AbbVie offre un rendimento da dividendo del 3,8% rispetto all'1,2% di Eli Lilly, riflettendo diverse priorità di allocazione del capitale. AbbVie ha aumentato il suo dividendo per 51 anni consecutivi, puntando a un rapporto di distribuzione del 50%, mentre Lilly si concentra sul reinvestimento in ricerca e sviluppo con un obiettivo di distribuzione del 25%. Gli investitori in cerca di reddito preferiscono il rendimento più elevato di AbbVie, anche se gli investitori in crescita preferiscono la ritenzione degli utili da parte di Lilly per l'espansione. Entrambe le aziende mantengono rapporti di distribuzione sostenibili ben al di sotto della generazione di flusso di cassa libero.

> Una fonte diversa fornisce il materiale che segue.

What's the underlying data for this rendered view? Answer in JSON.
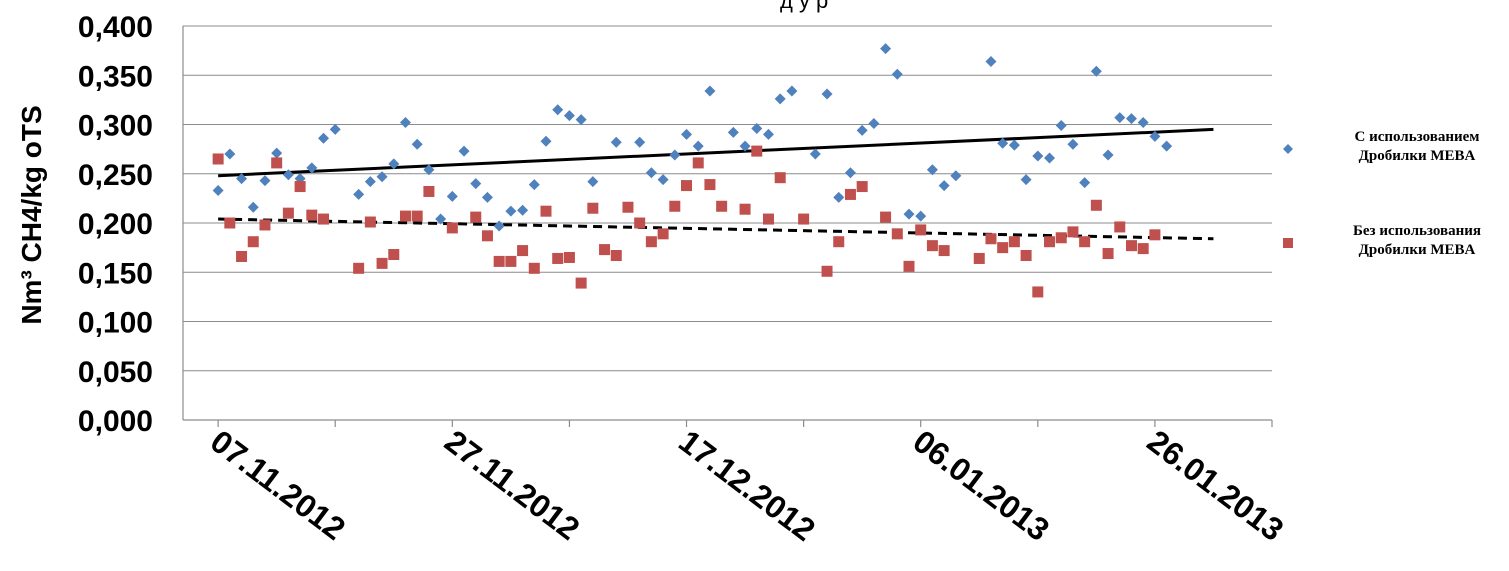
{
  "chart_data": {
    "type": "scatter",
    "title_fragment": "д       у      р",
    "ylabel": "Nm³ CH4/kg oTS",
    "ylim": [
      0,
      0.4
    ],
    "yticks": [
      "0,000",
      "0,050",
      "0,100",
      "0,150",
      "0,200",
      "0,250",
      "0,300",
      "0,350",
      "0,400"
    ],
    "ytick_values": [
      0,
      0.05,
      0.1,
      0.15,
      0.2,
      0.25,
      0.3,
      0.35,
      0.4
    ],
    "xlim": [
      "2012-11-04",
      "2013-02-05"
    ],
    "xticks": [
      "07.11.2012",
      "27.11.2012",
      "17.12.2012",
      "06.01.2013",
      "26.01.2013"
    ],
    "xtick_dates": [
      "2012-11-07",
      "2012-11-27",
      "2012-12-17",
      "2013-01-06",
      "2013-01-26"
    ],
    "grid": "horizontal",
    "legend_position": "right",
    "series": [
      {
        "name": "С использованием Дробилки MEBA",
        "legend_lines": [
          "С использованием",
          "Дробилки MEBA"
        ],
        "marker": "diamond",
        "color": "#4f81bd",
        "trendline": {
          "style": "solid",
          "start": [
            "2012-11-07",
            0.248
          ],
          "end": [
            "2013-01-31",
            0.295
          ]
        },
        "points": [
          [
            "2012-11-07",
            0.233
          ],
          [
            "2012-11-08",
            0.27
          ],
          [
            "2012-11-09",
            0.245
          ],
          [
            "2012-11-10",
            0.216
          ],
          [
            "2012-11-11",
            0.243
          ],
          [
            "2012-11-12",
            0.271
          ],
          [
            "2012-11-13",
            0.249
          ],
          [
            "2012-11-14",
            0.245
          ],
          [
            "2012-11-15",
            0.256
          ],
          [
            "2012-11-16",
            0.286
          ],
          [
            "2012-11-17",
            0.295
          ],
          [
            "2012-11-19",
            0.229
          ],
          [
            "2012-11-20",
            0.242
          ],
          [
            "2012-11-21",
            0.247
          ],
          [
            "2012-11-22",
            0.26
          ],
          [
            "2012-11-23",
            0.302
          ],
          [
            "2012-11-24",
            0.28
          ],
          [
            "2012-11-25",
            0.254
          ],
          [
            "2012-11-26",
            0.204
          ],
          [
            "2012-11-27",
            0.227
          ],
          [
            "2012-11-28",
            0.273
          ],
          [
            "2012-11-29",
            0.24
          ],
          [
            "2012-11-30",
            0.226
          ],
          [
            "2012-12-01",
            0.197
          ],
          [
            "2012-12-02",
            0.212
          ],
          [
            "2012-12-03",
            0.213
          ],
          [
            "2012-12-04",
            0.239
          ],
          [
            "2012-12-05",
            0.283
          ],
          [
            "2012-12-06",
            0.315
          ],
          [
            "2012-12-07",
            0.309
          ],
          [
            "2012-12-08",
            0.305
          ],
          [
            "2012-12-09",
            0.242
          ],
          [
            "2012-12-11",
            0.282
          ],
          [
            "2012-12-13",
            0.282
          ],
          [
            "2012-12-14",
            0.251
          ],
          [
            "2012-12-15",
            0.244
          ],
          [
            "2012-12-16",
            0.269
          ],
          [
            "2012-12-17",
            0.29
          ],
          [
            "2012-12-18",
            0.278
          ],
          [
            "2012-12-19",
            0.334
          ],
          [
            "2012-12-21",
            0.292
          ],
          [
            "2012-12-22",
            0.278
          ],
          [
            "2012-12-23",
            0.296
          ],
          [
            "2012-12-24",
            0.29
          ],
          [
            "2012-12-25",
            0.326
          ],
          [
            "2012-12-26",
            0.334
          ],
          [
            "2012-12-28",
            0.27
          ],
          [
            "2012-12-29",
            0.331
          ],
          [
            "2012-12-30",
            0.226
          ],
          [
            "2012-12-31",
            0.251
          ],
          [
            "2013-01-01",
            0.294
          ],
          [
            "2013-01-02",
            0.301
          ],
          [
            "2013-01-03",
            0.377
          ],
          [
            "2013-01-04",
            0.351
          ],
          [
            "2013-01-05",
            0.209
          ],
          [
            "2013-01-06",
            0.207
          ],
          [
            "2013-01-07",
            0.254
          ],
          [
            "2013-01-08",
            0.238
          ],
          [
            "2013-01-09",
            0.248
          ],
          [
            "2013-01-12",
            0.364
          ],
          [
            "2013-01-13",
            0.281
          ],
          [
            "2013-01-14",
            0.279
          ],
          [
            "2013-01-15",
            0.244
          ],
          [
            "2013-01-16",
            0.268
          ],
          [
            "2013-01-17",
            0.266
          ],
          [
            "2013-01-18",
            0.299
          ],
          [
            "2013-01-19",
            0.28
          ],
          [
            "2013-01-20",
            0.241
          ],
          [
            "2013-01-21",
            0.354
          ],
          [
            "2013-01-22",
            0.269
          ],
          [
            "2013-01-23",
            0.307
          ],
          [
            "2013-01-24",
            0.306
          ],
          [
            "2013-01-25",
            0.302
          ],
          [
            "2013-01-26",
            0.288
          ],
          [
            "2013-01-27",
            0.278
          ]
        ]
      },
      {
        "name": "Без использования Дробилки MEBA",
        "legend_lines": [
          "Без использования",
          "Дробилки MEBA"
        ],
        "marker": "square",
        "color": "#c0504d",
        "trendline": {
          "style": "dashed",
          "start": [
            "2012-11-07",
            0.204
          ],
          "end": [
            "2013-01-31",
            0.184
          ]
        },
        "points": [
          [
            "2012-11-07",
            0.265
          ],
          [
            "2012-11-08",
            0.2
          ],
          [
            "2012-11-09",
            0.166
          ],
          [
            "2012-11-10",
            0.181
          ],
          [
            "2012-11-11",
            0.198
          ],
          [
            "2012-11-12",
            0.261
          ],
          [
            "2012-11-13",
            0.21
          ],
          [
            "2012-11-14",
            0.237
          ],
          [
            "2012-11-15",
            0.208
          ],
          [
            "2012-11-16",
            0.204
          ],
          [
            "2012-11-19",
            0.154
          ],
          [
            "2012-11-20",
            0.201
          ],
          [
            "2012-11-21",
            0.159
          ],
          [
            "2012-11-22",
            0.168
          ],
          [
            "2012-11-23",
            0.207
          ],
          [
            "2012-11-24",
            0.207
          ],
          [
            "2012-11-25",
            0.232
          ],
          [
            "2012-11-27",
            0.195
          ],
          [
            "2012-11-29",
            0.206
          ],
          [
            "2012-11-30",
            0.187
          ],
          [
            "2012-12-01",
            0.161
          ],
          [
            "2012-12-02",
            0.161
          ],
          [
            "2012-12-03",
            0.172
          ],
          [
            "2012-12-04",
            0.154
          ],
          [
            "2012-12-05",
            0.212
          ],
          [
            "2012-12-06",
            0.164
          ],
          [
            "2012-12-07",
            0.165
          ],
          [
            "2012-12-08",
            0.139
          ],
          [
            "2012-12-09",
            0.215
          ],
          [
            "2012-12-10",
            0.173
          ],
          [
            "2012-12-11",
            0.167
          ],
          [
            "2012-12-12",
            0.216
          ],
          [
            "2012-12-13",
            0.2
          ],
          [
            "2012-12-14",
            0.181
          ],
          [
            "2012-12-15",
            0.189
          ],
          [
            "2012-12-16",
            0.217
          ],
          [
            "2012-12-17",
            0.238
          ],
          [
            "2012-12-18",
            0.261
          ],
          [
            "2012-12-19",
            0.239
          ],
          [
            "2012-12-20",
            0.217
          ],
          [
            "2012-12-22",
            0.214
          ],
          [
            "2012-12-23",
            0.273
          ],
          [
            "2012-12-24",
            0.204
          ],
          [
            "2012-12-25",
            0.246
          ],
          [
            "2012-12-27",
            0.204
          ],
          [
            "2012-12-29",
            0.151
          ],
          [
            "2012-12-30",
            0.181
          ],
          [
            "2012-12-31",
            0.229
          ],
          [
            "2013-01-01",
            0.237
          ],
          [
            "2013-01-03",
            0.206
          ],
          [
            "2013-01-04",
            0.189
          ],
          [
            "2013-01-05",
            0.156
          ],
          [
            "2013-01-06",
            0.193
          ],
          [
            "2013-01-07",
            0.177
          ],
          [
            "2013-01-08",
            0.172
          ],
          [
            "2013-01-11",
            0.164
          ],
          [
            "2013-01-12",
            0.184
          ],
          [
            "2013-01-13",
            0.175
          ],
          [
            "2013-01-14",
            0.181
          ],
          [
            "2013-01-15",
            0.167
          ],
          [
            "2013-01-16",
            0.13
          ],
          [
            "2013-01-17",
            0.181
          ],
          [
            "2013-01-18",
            0.185
          ],
          [
            "2013-01-19",
            0.191
          ],
          [
            "2013-01-20",
            0.181
          ],
          [
            "2013-01-21",
            0.218
          ],
          [
            "2013-01-22",
            0.169
          ],
          [
            "2013-01-23",
            0.196
          ],
          [
            "2013-01-24",
            0.177
          ],
          [
            "2013-01-25",
            0.174
          ],
          [
            "2013-01-26",
            0.188
          ]
        ]
      }
    ]
  }
}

Quale percentuale dei ricavi proviene dai mercati internazionali per ciascuna azienda?
Eli Lilly deriva il 58% dei ricavi dai mercati internazionali, particolarmente forte nei mercati europei e asiatici del diabete, mentre AbbVie genera il 47% delle vendite a livello internazionale con concentrazione nei mercati sviluppati. La maggiore esposizione internazionale di Lilly fornisce benefici di diversificazione valutaria ma introduce anche complessità normativa in diverse giurisdizioni. La base di ricavi più centrata sugli Stati Uniti di AbbVie semplifica la supervisione normativa ma aumenta la dipendenza dall'ambiente di prezzo domestico.
Quanto sono significative le pressioni sui prezzi dei farmaci per queste aziende farmaceutiche?
Entrambe le aziende affrontano pressioni sui prezzi dei farmaci, sebbene attraverso meccanismi diversi. Eli Lilly affronta principalmente pressioni basate sul volume poiché i concorrenti entrano nel mercato dell'obesità, potenzialmente influenzando il potere di prezzo nonostante la crescente domanda. AbbVie affronta pressioni sui prezzi più dirette sui suoi farmaci per l'immunologia a causa della concorrenza dei biosimilari e delle disposizioni di negoziazione di Medicare. I nuovi prodotti di Lilly godono di una maggiore protezione sui prezzi durante i periodi iniziali di esclusività rispetto ai prodotti maturi di AbbVie.
Conclusione
Il divario di performance riflette differenze fondamentali nell'esposizione ai brevetti e nella partecipazione ai mercati di crescita piuttosto che fattori di trading transitori.
Disclaimer: Questo articolo è solo a scopo informativo e non costituisce consulenza sugli investimenti. Il trading di CFD comporta un alto rischio di perdita di capitale.